Operators have had legal issues
Offendex.com critics speak out

Join the discussion

  1. Anonymous

    They tried to hide behind unregistered websites. They tried to hide from their victims. Now they are exposed. I am very proud to have found their identities and promise to do this for free to anyone else who wishes to discover the identities of those behind criminal acts like these guys.

    This article clearly illustrates the uphill battle we’ve been dealing with. Especially when we file complaints and nothing gets done. Nothing.

    So we do what Americans are supposed to do, DO SOMETHING.

  2. steve

    Is everyone getting a bunch of spam looking emails saying that you’re record has been added to a national database? Here’s a question. Isn’t it illegal for us to look at the Megan’s Law website? Is it illegal to look at my information on those sites?

    • Janice Bellucci

      It is unlawful for any registrant to look at the profiles on the Megan’s Law website. However, it is legal for any registrant to look at the remaining material on the website, including the home page. It is also legal for someone else to obtain a copy of your profile and give it to you.

      • Scoop213

        There is no disclaimer stating it is illegal for a registrant to view his/her profile on the private party websites such as SORarchives, Homefacts, Family Watch Dog and Online Detective. The California SORA laws allowing for a criminal penalty against a registrant viewing his/her profile specify Megan’s Law (www.meganslaw.ca.gov). The law did not anticipate privately operated databases collecting public records and displaying them for the public to view.

        So, yup. It is perfectly legal for a registrant to look at private sites…just not Megan’s Law. However, if you have any concerns, have someone else not on the registry check profiles for you if you have to register.

        Also, make sure any volunteer work you do you register as “employment.” Stories are beginning to float about registrants who are not being paid are still be charged with failure to register a “job” even if they do not get paid.

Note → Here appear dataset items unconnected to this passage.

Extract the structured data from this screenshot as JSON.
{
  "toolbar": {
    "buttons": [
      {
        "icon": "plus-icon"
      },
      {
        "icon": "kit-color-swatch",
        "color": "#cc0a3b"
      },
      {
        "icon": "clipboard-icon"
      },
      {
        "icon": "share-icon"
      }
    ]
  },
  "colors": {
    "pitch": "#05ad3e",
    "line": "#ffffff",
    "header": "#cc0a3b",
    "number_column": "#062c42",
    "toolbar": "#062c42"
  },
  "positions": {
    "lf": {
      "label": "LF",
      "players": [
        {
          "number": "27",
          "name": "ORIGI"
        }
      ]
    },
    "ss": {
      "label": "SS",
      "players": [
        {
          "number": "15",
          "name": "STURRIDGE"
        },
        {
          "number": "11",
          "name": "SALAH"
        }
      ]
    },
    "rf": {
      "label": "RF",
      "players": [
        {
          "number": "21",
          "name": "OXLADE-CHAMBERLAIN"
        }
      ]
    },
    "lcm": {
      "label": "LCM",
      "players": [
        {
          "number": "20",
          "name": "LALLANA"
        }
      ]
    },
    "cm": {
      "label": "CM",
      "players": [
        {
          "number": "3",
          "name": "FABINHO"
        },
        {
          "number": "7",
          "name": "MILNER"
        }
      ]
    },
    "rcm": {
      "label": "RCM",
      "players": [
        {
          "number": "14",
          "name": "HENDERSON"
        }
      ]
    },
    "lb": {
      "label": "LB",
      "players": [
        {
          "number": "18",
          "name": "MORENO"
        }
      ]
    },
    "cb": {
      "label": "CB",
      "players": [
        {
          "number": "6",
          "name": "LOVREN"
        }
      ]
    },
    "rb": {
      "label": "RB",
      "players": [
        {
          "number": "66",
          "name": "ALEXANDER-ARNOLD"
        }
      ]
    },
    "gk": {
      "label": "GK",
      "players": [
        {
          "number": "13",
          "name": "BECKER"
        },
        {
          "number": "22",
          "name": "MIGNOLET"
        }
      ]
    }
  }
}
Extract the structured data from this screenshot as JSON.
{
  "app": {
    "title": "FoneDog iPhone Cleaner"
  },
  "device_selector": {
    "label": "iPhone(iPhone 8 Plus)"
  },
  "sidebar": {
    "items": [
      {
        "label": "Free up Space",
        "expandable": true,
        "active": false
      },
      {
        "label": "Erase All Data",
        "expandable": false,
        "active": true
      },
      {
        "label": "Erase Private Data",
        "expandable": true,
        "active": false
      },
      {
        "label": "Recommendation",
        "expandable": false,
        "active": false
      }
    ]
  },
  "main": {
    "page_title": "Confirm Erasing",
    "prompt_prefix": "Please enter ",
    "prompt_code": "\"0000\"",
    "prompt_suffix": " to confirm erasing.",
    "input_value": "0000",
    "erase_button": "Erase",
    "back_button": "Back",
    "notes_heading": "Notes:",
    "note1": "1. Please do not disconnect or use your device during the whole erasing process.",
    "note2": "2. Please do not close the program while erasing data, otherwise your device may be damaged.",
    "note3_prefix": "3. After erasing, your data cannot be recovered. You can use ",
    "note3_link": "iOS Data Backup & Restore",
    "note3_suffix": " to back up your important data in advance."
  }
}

Stay Compliant. Be safe.

        • Anonymous

          The information on these 3rd party sites is more than often than not, out of date or flat out incorrect.

    • http404

      steve, I would defer to an attorney for a safe answer, but as I understand it, registrants are only prohibited from accessing the information provided on the California DOJ website. There is a warning popup or something to that effect that you have to click to continue and that’s where you should stop. But, as far as I remember since I last read it, accessing information on third party websites is not something specifically called out in PC290.

      When the California Megan’s Law website first went live and for about the first year and a half, Google was returning search results directly from the DOJ site via the DOJ site’s own search scripting file, prosoma.dll. They eventually fixed that, or Google did… Whoever the programmer was must have thought they were being really funny, because a prosoma is the upper body of a spider. Yeah, that’s right, just a little extra insult on top of injury.

  3. Google Guy

    Hi,

    I dont think Google is liable, but i believe they are a responsible company that hates it when their algorithms are spammed. Report your images, citing libel per se, defamation or the rico act as violations. You may also want to mention that these companies are extorting you and even paste in any communication that proves they are offering to remove your image for money. Here is the link for content removal on Google – request image search Google Content Removal
    Isnt there a pro per attorney that can file a civil suit against websites like these and pay them 40% damages?